Turns out there’s a big connection to the Swannanoa here. Swannanoa “there” got its name from a man whose father had significant land holdings in Asheville.
John Evans Brown (1827-1895) was born in Pennsylvania and was a surveyor in North Carolina before leaving in 1849 for the gold rush in California. In the mid 1850s, he moved to New South Wales in Australia to run a sheep and cattle farm (as well as serve as U.S. consul), according to Wikipedia. Married, he and his young wife moved to New Zealand, settling in a farming community outside Christchurch that he named “Swannanoa” after a Cherokee name he liked. “Yankee” Brown, as he was known, was a member of New Zealand’s Parliament and an minister of education who helped created a system of free, compulsory education, according to the Dictionary of North Carolina Biography as published by ncpedia.org.

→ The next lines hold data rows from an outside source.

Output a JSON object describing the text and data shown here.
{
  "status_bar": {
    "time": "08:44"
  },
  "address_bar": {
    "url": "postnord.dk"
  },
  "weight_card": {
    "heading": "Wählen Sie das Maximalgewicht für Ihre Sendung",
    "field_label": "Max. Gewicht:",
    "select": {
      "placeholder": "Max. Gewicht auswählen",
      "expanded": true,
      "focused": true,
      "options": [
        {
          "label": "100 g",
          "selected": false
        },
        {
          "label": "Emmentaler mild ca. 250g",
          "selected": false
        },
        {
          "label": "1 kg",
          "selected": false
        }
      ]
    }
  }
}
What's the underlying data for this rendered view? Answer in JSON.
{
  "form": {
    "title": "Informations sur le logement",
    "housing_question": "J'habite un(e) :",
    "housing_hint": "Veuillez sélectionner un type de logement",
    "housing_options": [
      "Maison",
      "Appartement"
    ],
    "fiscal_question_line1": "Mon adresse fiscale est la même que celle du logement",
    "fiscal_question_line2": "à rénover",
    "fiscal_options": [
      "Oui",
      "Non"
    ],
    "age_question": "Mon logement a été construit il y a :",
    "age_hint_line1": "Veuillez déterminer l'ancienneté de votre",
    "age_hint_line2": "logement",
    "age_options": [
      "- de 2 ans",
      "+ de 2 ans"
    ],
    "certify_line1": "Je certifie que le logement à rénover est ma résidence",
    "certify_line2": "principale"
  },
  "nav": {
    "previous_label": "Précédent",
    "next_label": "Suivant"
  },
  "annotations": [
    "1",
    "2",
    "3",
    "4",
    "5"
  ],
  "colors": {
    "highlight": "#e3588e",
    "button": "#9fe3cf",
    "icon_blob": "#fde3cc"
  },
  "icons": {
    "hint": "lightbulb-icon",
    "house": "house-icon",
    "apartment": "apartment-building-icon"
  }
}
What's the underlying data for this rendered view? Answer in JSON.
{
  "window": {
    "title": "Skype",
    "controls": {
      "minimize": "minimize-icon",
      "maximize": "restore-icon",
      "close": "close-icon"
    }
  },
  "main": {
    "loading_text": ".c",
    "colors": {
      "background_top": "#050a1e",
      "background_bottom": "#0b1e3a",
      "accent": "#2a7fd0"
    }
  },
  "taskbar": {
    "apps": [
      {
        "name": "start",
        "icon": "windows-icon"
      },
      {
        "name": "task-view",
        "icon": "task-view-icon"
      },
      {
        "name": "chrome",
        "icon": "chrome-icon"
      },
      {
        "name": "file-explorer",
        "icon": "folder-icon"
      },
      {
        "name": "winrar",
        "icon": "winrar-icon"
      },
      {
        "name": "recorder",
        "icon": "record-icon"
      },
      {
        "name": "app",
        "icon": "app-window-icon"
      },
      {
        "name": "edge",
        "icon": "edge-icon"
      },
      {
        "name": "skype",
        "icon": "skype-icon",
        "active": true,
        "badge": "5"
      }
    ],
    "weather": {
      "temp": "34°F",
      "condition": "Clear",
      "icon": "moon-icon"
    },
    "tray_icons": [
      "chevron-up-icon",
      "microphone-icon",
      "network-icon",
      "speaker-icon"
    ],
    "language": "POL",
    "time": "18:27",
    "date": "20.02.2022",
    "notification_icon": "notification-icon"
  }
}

Brown lost his 42-year-old wife Theresa, the daughter of a prominent New Zealand sheep raiser, in 1880, three years after two of their sons, one 11 months old, died within days of each other.
Brown married Jane Emily Martin in 1883 in Wellington, New Zealand, then in 1888 the couple left with three of their children for Asheville, where his father had his land, according to Wikipedia. With his wealth and the thousands of acres he owned in Western North Carolina and east Tennessee, Brown built Zealandia Castle on Beaucatcher Mountain in Asheville in 1889 (his portion of the house was razed in the 1950s; what survives today is the Tudor expansion built 1908-1920 for U.S. diplomat and art collector Philip S. Henry, according to the building’s nomination to the National Register of Historic Places.

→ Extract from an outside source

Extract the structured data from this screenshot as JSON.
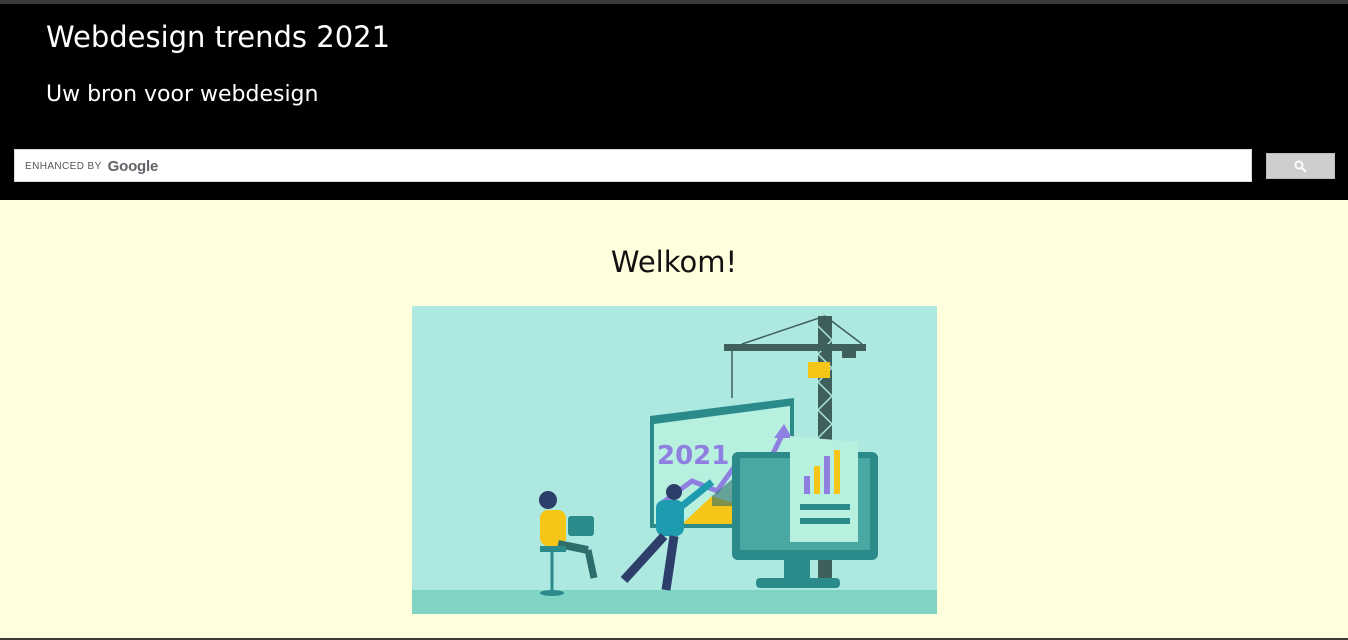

Brown, 68, died in the city in 1895 and is buried at Riverside Cemetery.
“The story I have heard, and I don’t know if it’s true or not, is he came up to the Swannanoa Valley (as a young man) with his parents to get away from the heat in the Low Country” of South Carolina, said Bill Alexander, a local historican who lives in Black Mountain. “I heard the story that there was a terrible drought and his farm kind of went the way that droughts do. So he came back to the country. Most people think I’m crazy as hell when I tell them there is a Swannanoa, New Zealand.”

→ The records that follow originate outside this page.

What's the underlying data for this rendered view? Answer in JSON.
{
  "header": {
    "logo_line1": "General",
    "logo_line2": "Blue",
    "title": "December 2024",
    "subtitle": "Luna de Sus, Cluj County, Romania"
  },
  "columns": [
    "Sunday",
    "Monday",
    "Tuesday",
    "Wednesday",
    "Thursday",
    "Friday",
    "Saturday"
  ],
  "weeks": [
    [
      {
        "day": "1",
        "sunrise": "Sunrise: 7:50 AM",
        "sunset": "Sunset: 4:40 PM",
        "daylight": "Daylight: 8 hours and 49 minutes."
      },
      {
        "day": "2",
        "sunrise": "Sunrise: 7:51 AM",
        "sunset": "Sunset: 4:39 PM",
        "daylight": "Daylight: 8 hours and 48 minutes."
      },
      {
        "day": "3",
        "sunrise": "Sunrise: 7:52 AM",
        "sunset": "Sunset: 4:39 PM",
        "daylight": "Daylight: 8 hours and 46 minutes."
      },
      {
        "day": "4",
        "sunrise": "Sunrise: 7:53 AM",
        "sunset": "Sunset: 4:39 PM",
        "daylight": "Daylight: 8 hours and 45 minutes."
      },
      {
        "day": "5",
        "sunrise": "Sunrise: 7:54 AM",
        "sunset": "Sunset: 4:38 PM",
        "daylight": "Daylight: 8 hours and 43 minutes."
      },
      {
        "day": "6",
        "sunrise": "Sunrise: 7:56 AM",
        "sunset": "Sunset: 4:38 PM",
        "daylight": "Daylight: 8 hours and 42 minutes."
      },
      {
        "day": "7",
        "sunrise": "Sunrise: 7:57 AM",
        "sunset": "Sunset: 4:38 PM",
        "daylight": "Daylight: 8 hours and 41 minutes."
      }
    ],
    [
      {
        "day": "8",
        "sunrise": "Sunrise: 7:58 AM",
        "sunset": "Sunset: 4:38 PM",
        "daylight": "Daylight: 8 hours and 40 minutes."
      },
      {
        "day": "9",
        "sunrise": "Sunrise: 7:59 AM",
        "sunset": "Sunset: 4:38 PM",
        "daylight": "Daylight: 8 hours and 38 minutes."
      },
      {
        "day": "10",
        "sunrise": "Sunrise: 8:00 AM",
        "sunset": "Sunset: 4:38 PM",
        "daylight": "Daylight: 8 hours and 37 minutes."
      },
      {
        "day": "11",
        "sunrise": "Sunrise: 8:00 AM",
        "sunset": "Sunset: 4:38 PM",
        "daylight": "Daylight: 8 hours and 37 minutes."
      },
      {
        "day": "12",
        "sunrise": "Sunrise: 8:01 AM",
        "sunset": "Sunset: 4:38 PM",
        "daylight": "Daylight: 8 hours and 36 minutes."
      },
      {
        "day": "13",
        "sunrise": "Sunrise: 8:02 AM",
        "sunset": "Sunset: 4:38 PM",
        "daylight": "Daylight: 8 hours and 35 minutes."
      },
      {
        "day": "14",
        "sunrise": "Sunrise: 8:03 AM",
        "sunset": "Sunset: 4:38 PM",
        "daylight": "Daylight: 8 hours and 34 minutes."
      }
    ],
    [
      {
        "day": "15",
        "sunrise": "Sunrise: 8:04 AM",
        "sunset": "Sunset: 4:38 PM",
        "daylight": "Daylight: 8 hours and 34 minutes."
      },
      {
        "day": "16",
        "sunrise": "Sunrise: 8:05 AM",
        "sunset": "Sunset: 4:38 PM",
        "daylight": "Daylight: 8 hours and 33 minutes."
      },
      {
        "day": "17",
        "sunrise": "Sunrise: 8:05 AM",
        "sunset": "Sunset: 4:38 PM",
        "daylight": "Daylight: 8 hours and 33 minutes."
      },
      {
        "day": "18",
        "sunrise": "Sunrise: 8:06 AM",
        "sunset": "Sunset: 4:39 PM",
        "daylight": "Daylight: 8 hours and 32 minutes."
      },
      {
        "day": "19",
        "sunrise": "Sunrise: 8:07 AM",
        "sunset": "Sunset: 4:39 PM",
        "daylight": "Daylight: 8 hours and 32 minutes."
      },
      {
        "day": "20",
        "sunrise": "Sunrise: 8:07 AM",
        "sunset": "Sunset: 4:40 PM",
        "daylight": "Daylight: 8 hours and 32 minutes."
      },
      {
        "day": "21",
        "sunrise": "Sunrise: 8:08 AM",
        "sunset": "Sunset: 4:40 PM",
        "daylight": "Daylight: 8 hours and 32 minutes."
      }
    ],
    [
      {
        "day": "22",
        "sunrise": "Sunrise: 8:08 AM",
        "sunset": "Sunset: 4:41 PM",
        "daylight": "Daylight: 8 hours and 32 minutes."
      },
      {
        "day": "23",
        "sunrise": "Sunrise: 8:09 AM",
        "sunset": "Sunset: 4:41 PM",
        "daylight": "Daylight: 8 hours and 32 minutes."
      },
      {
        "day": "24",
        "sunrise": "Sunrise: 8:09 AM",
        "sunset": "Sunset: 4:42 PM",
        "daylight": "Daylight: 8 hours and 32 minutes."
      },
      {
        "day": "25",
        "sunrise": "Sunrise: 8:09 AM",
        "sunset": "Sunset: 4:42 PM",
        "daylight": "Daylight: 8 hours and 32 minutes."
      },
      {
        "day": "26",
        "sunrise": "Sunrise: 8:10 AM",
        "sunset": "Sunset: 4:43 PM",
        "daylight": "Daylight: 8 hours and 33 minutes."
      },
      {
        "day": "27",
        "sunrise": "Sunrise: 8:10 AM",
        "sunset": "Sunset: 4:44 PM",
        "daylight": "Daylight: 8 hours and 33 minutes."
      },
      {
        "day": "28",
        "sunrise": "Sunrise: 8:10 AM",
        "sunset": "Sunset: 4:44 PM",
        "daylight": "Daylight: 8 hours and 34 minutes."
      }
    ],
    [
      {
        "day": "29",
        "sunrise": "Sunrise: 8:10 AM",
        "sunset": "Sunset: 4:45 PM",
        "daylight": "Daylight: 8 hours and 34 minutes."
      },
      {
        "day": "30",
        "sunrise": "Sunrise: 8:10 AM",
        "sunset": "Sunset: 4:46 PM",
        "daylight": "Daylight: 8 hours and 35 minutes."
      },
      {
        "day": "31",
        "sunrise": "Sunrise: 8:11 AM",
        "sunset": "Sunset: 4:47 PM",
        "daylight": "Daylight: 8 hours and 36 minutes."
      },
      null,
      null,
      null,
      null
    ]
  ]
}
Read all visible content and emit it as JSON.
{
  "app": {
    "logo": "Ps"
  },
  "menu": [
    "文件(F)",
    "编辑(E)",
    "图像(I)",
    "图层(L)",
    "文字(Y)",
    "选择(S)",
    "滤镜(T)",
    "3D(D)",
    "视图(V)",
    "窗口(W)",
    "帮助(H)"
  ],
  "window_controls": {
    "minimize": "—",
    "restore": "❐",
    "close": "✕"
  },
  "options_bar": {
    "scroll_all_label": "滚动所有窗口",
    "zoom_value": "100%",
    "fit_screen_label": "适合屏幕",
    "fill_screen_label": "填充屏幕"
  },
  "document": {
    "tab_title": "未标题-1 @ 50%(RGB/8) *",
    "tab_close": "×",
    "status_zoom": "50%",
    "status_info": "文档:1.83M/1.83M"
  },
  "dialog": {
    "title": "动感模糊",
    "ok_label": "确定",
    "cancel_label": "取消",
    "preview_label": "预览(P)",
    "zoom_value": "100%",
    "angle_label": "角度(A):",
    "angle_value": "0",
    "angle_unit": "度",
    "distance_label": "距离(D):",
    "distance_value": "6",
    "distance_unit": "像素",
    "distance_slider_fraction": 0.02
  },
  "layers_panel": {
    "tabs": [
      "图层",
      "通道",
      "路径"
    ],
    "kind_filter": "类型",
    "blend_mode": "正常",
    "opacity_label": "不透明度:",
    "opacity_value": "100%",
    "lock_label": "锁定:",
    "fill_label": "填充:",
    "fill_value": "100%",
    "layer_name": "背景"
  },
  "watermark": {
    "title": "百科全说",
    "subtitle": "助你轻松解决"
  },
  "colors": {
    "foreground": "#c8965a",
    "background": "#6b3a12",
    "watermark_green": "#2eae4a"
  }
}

“It is certainly an unique name for a place in New Zealand,” said Fraser Hill who was once principal at Swannanoa School in New Zealand before becoming principal of another school on the north Island. In 2013, he visited Swannanoa and Asheville on a Fulbright Scholarship. He spent a week at ArtSpace Charter School in Swannanoa.
“We saw this as an opportunity to make a long-lasting connection between our two schools on the opposite sides of the world,” Hill said. “When I got back to New Zealand, some of the students at Swannanoa and ArtSpace did exchange email correspondence. We also did an audio conference with ArtSpace while I was in Asheville. The time difference was a challenge for this as even the end of the school day at ArtSpace was still only 7 a.m. in New Zealand.”
“I must say I was really impressed with the friendly people and scenery in your region and hope to get back over your way at some time,” Hill said.